Marian Burros New York Times

To make a success of chicken paprikash, it helps to have the very best quality paprika. What is available in typical spice racks will do, but the imported Hungarian paprika found in specialty stores and some supermarkets (usually in a tin, not a jar) is much better.

What makes this chicken paprikash different from the traditional version is the use of lower-fat sour cream and yogurt in place of full-fat sour cream.

Another old standby - green beans and mushrooms - is offered in a slightly new version here with raw mushrooms and cooked green beans.

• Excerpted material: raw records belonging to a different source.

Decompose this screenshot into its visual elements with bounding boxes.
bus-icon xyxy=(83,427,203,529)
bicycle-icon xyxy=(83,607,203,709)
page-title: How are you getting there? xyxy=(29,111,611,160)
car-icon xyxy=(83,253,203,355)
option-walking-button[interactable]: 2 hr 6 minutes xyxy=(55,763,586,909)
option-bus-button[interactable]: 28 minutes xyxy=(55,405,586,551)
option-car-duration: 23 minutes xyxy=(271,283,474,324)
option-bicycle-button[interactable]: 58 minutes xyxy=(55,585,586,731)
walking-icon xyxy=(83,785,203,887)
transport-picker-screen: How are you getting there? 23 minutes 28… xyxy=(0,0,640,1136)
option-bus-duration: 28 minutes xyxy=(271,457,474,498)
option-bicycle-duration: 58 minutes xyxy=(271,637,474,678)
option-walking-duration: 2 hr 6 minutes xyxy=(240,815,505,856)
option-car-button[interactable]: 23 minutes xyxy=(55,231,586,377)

Chicken Paprikash on Noodles

8 ounces whole onion or 7 ounces chopped ready-cut onion (1-2/3 cups)

2 teaspoons olive oil

6 ounces skinless, boneless chicken breasts

12 ounces whole red and green pepper or 11 ounces chopped, ready-cut red and green peppers (2-1/2 to 3 cups)

8 ounces ripe tomato

3 tablespoons no-salt-added tomato paste

2 teaspoons sweet paprika

8 ounces noodles

1/2 cup plus 2 tablespoons nonfat plain yogurt

2 tablespoons light sour cream

1 tablespoon cornstarch

2 pinches salt

Freshly ground black pepper, to taste

Bring water to boil for noodles in covered pot.

Chop whole onion.

Heat nonstick skillet large enough to hold all the ingredients until it is very hot. Reduce heat to medium high and add oil. Saute onion until it softens, a few minutes.

Wash and dry chicken and cut into strips; add to the onions and saute until golden.

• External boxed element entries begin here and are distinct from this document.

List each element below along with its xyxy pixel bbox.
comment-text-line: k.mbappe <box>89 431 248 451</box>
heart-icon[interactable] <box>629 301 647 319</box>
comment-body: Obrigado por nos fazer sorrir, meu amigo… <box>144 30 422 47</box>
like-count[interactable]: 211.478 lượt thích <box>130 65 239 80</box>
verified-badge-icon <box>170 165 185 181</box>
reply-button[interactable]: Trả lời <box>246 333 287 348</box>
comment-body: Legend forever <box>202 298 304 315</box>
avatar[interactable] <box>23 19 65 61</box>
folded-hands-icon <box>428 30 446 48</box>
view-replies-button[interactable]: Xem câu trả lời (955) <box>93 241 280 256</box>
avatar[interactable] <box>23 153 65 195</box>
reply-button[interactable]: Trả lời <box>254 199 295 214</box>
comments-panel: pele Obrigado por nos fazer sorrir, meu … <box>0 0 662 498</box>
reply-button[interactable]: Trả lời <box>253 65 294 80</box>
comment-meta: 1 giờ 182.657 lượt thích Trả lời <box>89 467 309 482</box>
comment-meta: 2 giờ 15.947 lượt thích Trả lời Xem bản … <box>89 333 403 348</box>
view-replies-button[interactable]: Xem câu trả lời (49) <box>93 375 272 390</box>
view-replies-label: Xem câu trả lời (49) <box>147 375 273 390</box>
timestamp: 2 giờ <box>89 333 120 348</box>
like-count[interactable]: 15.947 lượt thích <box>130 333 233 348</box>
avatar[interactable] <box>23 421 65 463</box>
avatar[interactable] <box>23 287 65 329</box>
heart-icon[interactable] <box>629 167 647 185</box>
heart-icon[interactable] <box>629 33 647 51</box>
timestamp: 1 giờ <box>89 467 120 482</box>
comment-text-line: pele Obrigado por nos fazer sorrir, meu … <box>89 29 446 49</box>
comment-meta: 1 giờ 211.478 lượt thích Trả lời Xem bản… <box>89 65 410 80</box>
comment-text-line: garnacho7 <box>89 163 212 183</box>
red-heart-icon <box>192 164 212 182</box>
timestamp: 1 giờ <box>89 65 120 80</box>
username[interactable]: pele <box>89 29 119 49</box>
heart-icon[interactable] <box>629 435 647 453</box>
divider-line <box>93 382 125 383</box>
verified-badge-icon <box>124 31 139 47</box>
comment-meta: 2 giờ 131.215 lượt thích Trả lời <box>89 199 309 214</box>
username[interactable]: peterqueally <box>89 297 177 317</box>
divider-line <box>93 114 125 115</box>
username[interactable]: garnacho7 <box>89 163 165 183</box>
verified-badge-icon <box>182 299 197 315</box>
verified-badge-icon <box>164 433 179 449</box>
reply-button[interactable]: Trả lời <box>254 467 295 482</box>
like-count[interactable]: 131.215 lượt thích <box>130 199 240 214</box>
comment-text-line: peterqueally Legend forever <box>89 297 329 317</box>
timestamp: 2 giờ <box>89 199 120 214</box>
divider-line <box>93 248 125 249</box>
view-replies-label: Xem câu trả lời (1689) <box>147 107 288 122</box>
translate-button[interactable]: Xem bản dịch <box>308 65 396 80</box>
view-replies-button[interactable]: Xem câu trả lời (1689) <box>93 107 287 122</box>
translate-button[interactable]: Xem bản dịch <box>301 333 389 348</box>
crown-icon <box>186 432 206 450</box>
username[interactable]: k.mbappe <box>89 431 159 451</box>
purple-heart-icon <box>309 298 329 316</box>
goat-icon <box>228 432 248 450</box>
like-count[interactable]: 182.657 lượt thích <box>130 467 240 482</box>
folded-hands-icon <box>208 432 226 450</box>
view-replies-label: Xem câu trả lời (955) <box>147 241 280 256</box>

Meanwhile wash, trim and seed whole peppers and chop; add to pan and continue cooking until vegetables have softened.

Wash, trim and coarsely chop tomato add to pan with tomato paste and paprika and cook over low heat.

Cook noodles according to package directions.

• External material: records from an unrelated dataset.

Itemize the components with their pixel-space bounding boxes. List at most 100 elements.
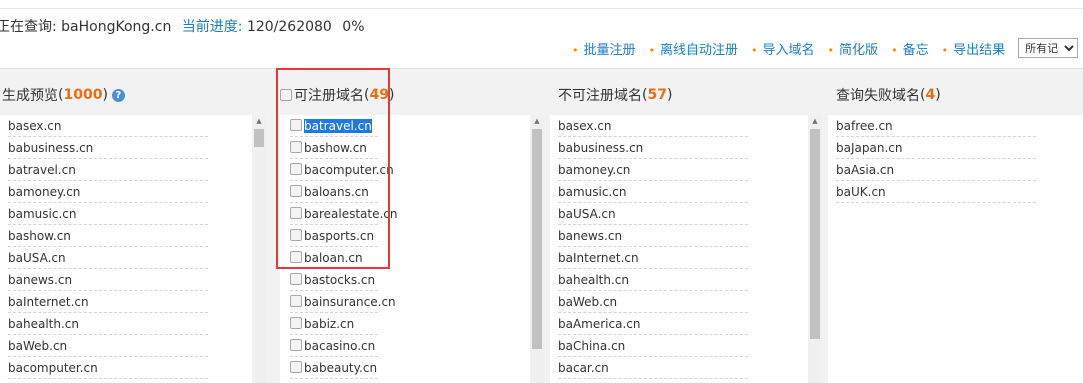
records-filter-select[interactable]: 所有记录 [1018, 38, 1079, 58]
status-prefix: 正在查询: [0, 19, 57, 35]
list-item[interactable]: basex.cn [550, 115, 822, 137]
domain-checkbox[interactable] [290, 339, 302, 351]
list-item[interactable]: baUSA.cn [550, 203, 822, 225]
unavailable-list[interactable]: basex.cn babusiness.cn bamoney.cn bamusic.c… [550, 115, 822, 383]
list-item[interactable]: baloans.cn [280, 181, 544, 203]
domain-name: baloan.cn [304, 251, 363, 265]
domain-name: bashow.cn [8, 229, 71, 243]
domain-name: bamoney.cn [558, 163, 631, 177]
scrollbar[interactable]: ▲ [808, 115, 822, 383]
list-item[interactable]: basex.cn [0, 115, 266, 137]
domain-checkbox[interactable] [290, 163, 302, 175]
list-item[interactable]: babeauty.cn [280, 357, 544, 379]
select-all-checkbox[interactable] [280, 89, 292, 101]
simple-version-link[interactable]: • 简化版 [828, 39, 879, 58]
scroll-thumb[interactable] [532, 129, 542, 349]
offline-auto-register-link[interactable]: • 离线自动注册 [649, 39, 739, 58]
list-item[interactable]: bacar.cn [550, 357, 822, 379]
list-item[interactable]: baJapan.cn [828, 137, 1083, 159]
domain-name: baChina.cn [558, 339, 626, 353]
list-item[interactable]: bacomputer.cn [280, 159, 544, 181]
preview-list[interactable]: basex.cn babusiness.cn batravel.cn bamoney.… [0, 115, 266, 383]
list-item[interactable]: babusiness.cn [0, 137, 266, 159]
scroll-thumb[interactable] [810, 129, 820, 339]
row-divider [558, 378, 748, 379]
list-item[interactable]: barealestate.cn [280, 203, 544, 225]
list-item[interactable]: bamusic.cn [0, 203, 266, 225]
list-item[interactable]: baAmerica.cn [550, 313, 822, 335]
domain-checkbox[interactable] [290, 207, 302, 219]
domain-name: babusiness.cn [8, 141, 94, 155]
scroll-up-icon[interactable]: ▲ [252, 115, 266, 127]
list-item[interactable]: bahealth.cn [0, 313, 266, 335]
list-item[interactable]: baInternet.cn [0, 291, 266, 313]
domain-checkbox[interactable] [290, 185, 302, 197]
row-divider [836, 202, 1036, 203]
memo-link[interactable]: • 备忘 [891, 39, 929, 58]
available-list[interactable]: batravel.cn bashow.cn bacomputer.cn baloans… [280, 115, 544, 383]
domain-checkbox[interactable] [290, 273, 302, 285]
domain-name: bahealth.cn [8, 317, 79, 331]
bullet-icon: • [648, 43, 656, 57]
list-item[interactable]: bamoney.cn [0, 181, 266, 203]
list-item[interactable]: batravel.cn [280, 115, 544, 137]
domain-checkbox[interactable] [290, 141, 302, 153]
count-badge: 4 [925, 87, 936, 103]
list-item[interactable]: baAsia.cn [828, 159, 1083, 181]
batch-register-link[interactable]: • 批量注册 [572, 39, 636, 58]
list-item[interactable]: bastocks.cn [280, 269, 544, 291]
list-item[interactable]: basports.cn [280, 225, 544, 247]
help-icon[interactable]: ? [111, 88, 125, 102]
row-divider [290, 378, 378, 379]
list-item[interactable]: baUSA.cn [0, 247, 266, 269]
domain-name: baWeb.cn [8, 339, 68, 353]
domain-name: babusiness.cn [558, 141, 644, 155]
count-badge: 57 [647, 87, 667, 103]
domain-checkbox[interactable] [290, 119, 302, 131]
domain-name: bacasino.cn [304, 339, 376, 353]
domain-name: baAsia.cn [836, 163, 895, 177]
domain-name: baloans.cn [304, 185, 369, 199]
domain-checkbox[interactable] [290, 361, 302, 373]
list-item[interactable]: babusiness.cn [550, 137, 822, 159]
export-results-link[interactable]: • 导出结果 [942, 39, 1006, 58]
domain-name: baAmerica.cn [558, 317, 641, 331]
list-item[interactable]: bacasino.cn [280, 335, 544, 357]
panel-title: 生成预览(1000) ? [2, 85, 125, 105]
import-domains-link[interactable]: • 导入域名 [751, 39, 815, 58]
domain-name: bacomputer.cn [304, 163, 394, 177]
list-item[interactable]: bamusic.cn [550, 181, 822, 203]
list-item[interactable]: bamoney.cn [550, 159, 822, 181]
domain-checkbox[interactable] [290, 317, 302, 329]
domain-name: banews.cn [8, 273, 73, 287]
domain-checkbox[interactable] [290, 295, 302, 307]
scroll-up-icon[interactable]: ▲ [530, 115, 544, 127]
list-item[interactable]: baWeb.cn [550, 291, 822, 313]
list-item[interactable]: banews.cn [550, 225, 822, 247]
list-item[interactable]: bahealth.cn [550, 269, 822, 291]
list-item[interactable]: bafree.cn [828, 115, 1083, 137]
scroll-up-icon[interactable]: ▲ [808, 115, 822, 127]
progress-percent: 0% [342, 19, 365, 35]
list-item[interactable]: batravel.cn [0, 159, 266, 181]
list-item[interactable]: baloan.cn [280, 247, 544, 269]
domain-checkbox[interactable] [290, 229, 302, 241]
panel-title: 查询失败域名(4) [836, 87, 941, 104]
list-item[interactable]: baInternet.cn [550, 247, 822, 269]
list-item[interactable]: banews.cn [0, 269, 266, 291]
list-item[interactable]: bacomputer.cn [0, 357, 266, 379]
list-item[interactable]: baChina.cn [550, 335, 822, 357]
row-divider [8, 378, 208, 379]
list-item[interactable]: bashow.cn [280, 137, 544, 159]
list-item[interactable]: bashow.cn [0, 225, 266, 247]
scrollbar[interactable]: ▲ [530, 115, 544, 383]
list-item[interactable]: baWeb.cn [0, 335, 266, 357]
bullet-icon: • [941, 43, 949, 57]
scroll-thumb[interactable] [254, 129, 264, 147]
list-item[interactable]: bainsurance.cn [280, 291, 544, 313]
list-item[interactable]: babiz.cn [280, 313, 544, 335]
scrollbar[interactable]: ▲ [252, 115, 266, 383]
domain-checkbox[interactable] [290, 251, 302, 263]
failed-list[interactable]: bafree.cn baJapan.cn baAsia.cn baUK.cn [828, 115, 1083, 383]
list-item[interactable]: baUK.cn [828, 181, 1083, 203]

Mix the cornstarch with a little of the yogurt to make a smooth paste. Stir into the yogurt and stir in the sour cream. When vegetables and chicken are cooked, stir in yogurt mixture over low heat and continue stirring until mixture thickens. Season with salt and pepper.

Drain noodles and top with chicken-vegetable mixture.

Yield: 2 servings.

Nutrition information per serving: 765 calories, 13 grams fat (15 percent fat calories), 165 milligrams cholesterol, 280 milligrams sodium, 45 gram protein, 115 grams carbohydrate.

Warm Green Bean and Mushroom Salad

8 ounces green beans

8 ounces mushrooms

1 teaspoon olive oil

2 tablespoons chicken stock

2 tablespoons balsamic vinegar

1/8 teaspoon salt

Freshly ground black pepper to taste

Wash, trim and steam green beans over hot water, 5 to 7 minutes.

Wash, trim and slice mushrooms.

Whisk oil, stock and vinegar in serving bowl; add mushrooms.

When green beans are cooked, drain stir into bowl and season with salt and pepper.

Yield: 2 servings.

Nutrition information per serving: 110 calories, 5 grams fat (41 percent fat calories), no cholesterol, 150 milligrams sodium, 6 gram protein, 15 grams carbohydrate.